The Wonderboard is available in various sizes, the most common costing $1,500 and weighing about 460 pounds. Clifton Steel designed the Wonderboard in 2017, and Safe Place Solutions was created shortly thereafter to showcase its suite of products.

Now, the company is developing a program to donate Wonderboards to area schools, said Neides, adding that in the meantime, Safe Place Solutions would deliver any Wonderboard someone purchases and donates to a school.

“There’s millions and millions of guns (in the United States), but no one is talking about armor,” said Neides, a Gates Mills resident who attends Suburban Temple-Kol Ami in Beachwood. “(At Clifton Steel), we’re in the military ballistics armor business.
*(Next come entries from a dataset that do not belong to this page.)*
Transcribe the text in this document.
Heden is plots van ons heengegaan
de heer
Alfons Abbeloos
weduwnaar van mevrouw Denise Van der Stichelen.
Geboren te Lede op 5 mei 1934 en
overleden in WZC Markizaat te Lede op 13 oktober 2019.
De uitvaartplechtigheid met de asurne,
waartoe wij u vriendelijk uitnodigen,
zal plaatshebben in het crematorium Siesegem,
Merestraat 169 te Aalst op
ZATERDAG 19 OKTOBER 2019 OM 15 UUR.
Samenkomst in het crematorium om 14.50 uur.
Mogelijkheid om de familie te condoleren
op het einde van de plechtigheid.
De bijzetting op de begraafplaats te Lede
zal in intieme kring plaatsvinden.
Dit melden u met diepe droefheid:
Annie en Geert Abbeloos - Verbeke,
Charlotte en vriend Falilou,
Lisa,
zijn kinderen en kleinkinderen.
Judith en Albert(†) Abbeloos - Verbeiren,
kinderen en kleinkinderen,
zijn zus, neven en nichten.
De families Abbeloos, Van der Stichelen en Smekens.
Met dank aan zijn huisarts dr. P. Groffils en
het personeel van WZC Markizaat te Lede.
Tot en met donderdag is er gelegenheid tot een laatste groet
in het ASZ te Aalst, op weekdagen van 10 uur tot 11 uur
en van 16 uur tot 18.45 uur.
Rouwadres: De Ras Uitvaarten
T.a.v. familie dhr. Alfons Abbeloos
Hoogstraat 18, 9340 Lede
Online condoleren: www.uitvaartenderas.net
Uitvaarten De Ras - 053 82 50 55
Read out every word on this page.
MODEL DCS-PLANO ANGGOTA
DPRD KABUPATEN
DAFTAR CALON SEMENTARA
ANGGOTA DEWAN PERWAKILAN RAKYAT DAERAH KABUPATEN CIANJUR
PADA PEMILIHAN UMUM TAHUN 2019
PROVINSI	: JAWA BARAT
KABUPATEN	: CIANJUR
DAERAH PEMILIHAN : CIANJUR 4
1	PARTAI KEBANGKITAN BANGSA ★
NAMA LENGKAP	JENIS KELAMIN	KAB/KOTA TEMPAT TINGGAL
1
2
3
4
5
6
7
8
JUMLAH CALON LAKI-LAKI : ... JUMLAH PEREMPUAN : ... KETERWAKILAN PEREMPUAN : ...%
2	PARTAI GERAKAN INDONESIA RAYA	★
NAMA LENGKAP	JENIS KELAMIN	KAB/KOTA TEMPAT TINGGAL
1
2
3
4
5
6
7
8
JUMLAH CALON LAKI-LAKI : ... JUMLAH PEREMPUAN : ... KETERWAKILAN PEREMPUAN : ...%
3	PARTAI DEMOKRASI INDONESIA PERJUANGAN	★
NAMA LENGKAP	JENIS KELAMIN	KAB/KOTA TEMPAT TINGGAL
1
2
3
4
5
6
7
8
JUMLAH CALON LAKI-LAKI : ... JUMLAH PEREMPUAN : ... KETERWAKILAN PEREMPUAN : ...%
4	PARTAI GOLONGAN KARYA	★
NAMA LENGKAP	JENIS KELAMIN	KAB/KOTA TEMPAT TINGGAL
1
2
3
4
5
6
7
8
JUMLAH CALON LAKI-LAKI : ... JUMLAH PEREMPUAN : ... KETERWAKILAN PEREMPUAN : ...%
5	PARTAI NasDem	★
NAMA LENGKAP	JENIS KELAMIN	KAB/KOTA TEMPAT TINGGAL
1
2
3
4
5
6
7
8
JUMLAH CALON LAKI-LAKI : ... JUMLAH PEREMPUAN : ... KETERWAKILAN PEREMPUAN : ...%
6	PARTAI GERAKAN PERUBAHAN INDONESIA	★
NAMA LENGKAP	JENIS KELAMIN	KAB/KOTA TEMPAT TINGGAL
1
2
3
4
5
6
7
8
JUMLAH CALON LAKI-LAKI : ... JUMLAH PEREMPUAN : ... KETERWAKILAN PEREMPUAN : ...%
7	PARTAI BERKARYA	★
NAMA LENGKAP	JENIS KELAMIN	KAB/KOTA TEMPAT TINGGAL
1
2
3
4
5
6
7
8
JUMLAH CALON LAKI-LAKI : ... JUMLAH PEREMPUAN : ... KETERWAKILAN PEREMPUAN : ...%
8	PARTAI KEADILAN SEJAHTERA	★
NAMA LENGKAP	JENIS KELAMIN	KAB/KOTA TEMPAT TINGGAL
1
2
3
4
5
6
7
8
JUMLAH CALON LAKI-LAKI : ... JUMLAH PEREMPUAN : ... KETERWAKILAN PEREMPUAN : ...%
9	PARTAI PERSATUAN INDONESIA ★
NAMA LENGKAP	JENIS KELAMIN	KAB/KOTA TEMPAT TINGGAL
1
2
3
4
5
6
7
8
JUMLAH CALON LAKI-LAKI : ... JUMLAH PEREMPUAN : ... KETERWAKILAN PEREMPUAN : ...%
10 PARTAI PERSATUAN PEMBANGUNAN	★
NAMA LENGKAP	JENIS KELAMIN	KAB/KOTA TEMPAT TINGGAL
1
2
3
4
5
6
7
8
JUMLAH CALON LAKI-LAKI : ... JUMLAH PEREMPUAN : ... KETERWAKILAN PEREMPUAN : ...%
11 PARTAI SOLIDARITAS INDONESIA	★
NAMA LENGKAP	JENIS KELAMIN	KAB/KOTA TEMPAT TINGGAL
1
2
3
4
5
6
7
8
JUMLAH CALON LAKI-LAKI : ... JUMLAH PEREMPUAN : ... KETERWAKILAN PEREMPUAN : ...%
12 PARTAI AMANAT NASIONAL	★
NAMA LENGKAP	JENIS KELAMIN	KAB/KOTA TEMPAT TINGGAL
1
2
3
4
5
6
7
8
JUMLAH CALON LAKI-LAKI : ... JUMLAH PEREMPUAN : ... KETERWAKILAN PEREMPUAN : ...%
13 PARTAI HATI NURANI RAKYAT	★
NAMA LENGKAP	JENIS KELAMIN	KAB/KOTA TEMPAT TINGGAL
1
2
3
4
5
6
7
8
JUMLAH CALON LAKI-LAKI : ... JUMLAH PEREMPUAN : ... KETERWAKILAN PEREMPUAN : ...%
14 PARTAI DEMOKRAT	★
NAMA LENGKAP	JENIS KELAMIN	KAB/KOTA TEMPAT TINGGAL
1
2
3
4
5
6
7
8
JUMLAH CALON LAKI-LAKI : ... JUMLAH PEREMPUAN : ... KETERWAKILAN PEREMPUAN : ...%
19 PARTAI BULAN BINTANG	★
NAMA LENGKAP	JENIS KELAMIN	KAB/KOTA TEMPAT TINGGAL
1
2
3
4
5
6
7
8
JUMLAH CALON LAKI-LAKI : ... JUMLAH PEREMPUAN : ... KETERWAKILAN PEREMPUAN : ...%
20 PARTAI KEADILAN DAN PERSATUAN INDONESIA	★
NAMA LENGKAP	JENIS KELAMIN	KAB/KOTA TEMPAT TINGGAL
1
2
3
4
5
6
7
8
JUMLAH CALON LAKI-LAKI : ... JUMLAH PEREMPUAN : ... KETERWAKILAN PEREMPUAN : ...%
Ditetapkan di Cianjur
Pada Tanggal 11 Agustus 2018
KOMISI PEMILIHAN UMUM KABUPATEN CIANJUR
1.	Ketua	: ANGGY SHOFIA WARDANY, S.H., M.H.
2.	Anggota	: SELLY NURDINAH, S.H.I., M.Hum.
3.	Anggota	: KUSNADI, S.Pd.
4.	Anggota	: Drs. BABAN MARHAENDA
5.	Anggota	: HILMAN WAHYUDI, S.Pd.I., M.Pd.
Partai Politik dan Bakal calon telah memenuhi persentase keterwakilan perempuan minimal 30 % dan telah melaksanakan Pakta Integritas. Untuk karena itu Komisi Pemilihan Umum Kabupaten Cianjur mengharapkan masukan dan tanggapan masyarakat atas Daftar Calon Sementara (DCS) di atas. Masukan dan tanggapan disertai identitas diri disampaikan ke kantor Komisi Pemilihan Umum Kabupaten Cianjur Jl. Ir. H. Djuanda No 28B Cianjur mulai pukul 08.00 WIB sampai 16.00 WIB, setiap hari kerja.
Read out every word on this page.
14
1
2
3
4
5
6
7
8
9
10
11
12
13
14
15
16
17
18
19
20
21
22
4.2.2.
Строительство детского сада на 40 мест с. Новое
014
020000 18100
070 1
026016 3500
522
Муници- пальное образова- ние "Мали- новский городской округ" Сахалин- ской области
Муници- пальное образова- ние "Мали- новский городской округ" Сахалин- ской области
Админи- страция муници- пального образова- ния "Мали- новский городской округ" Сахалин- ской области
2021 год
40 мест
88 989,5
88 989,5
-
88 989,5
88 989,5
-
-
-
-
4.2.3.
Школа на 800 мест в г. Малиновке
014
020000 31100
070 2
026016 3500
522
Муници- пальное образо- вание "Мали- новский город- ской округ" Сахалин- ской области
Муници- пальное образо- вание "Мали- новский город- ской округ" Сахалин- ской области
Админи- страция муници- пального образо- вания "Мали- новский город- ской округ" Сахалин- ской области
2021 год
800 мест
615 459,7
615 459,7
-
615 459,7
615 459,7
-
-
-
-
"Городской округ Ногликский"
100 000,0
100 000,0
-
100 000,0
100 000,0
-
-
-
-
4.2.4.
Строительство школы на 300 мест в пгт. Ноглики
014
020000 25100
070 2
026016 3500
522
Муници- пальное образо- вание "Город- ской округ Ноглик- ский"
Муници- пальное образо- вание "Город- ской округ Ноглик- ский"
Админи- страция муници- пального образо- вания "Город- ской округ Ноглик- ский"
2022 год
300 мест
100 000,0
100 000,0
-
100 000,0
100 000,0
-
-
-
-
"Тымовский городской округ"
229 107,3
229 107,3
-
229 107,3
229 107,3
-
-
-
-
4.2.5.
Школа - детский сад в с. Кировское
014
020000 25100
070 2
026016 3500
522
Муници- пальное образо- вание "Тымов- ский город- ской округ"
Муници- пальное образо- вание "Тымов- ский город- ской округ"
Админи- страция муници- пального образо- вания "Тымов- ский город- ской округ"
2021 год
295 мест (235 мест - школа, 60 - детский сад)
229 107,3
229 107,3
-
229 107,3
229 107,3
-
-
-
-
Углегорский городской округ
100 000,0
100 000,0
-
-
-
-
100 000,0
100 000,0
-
Traditionally, we’ve made armor products for all kinds of applications. Now, we’ve developed a product line for armor in public spaces.”

In Parkland, 17 people were killed when a former student opened fire with an AR-15 semi-automatic rifle on students and teachers exiting the building. While Neides won’t claim the Wonderboard could have prevented such a tragedy, he said it would offer protection from bullets like those used in the Parkland shooting.

His main challenge has been spreading the word about this type of product to places like schools and banks, he said.

“We want people to know this type of protection exists,” Neides said. “No one knows how to approach a market with it; something that hasn’t been brought before.”

He said the Wonderboard is an easier solution than simply making the doors of school classrooms bulletproof. While it’s possible to make the armor into a door, there are regulatory issues and building codes that can make that costly and difficult for schools, not to mention challenges with the locking mechanism and the sheer weight of the armor.

“(The Wonderboard) doesn’t require building permits, it doesn’t require construction,” he said.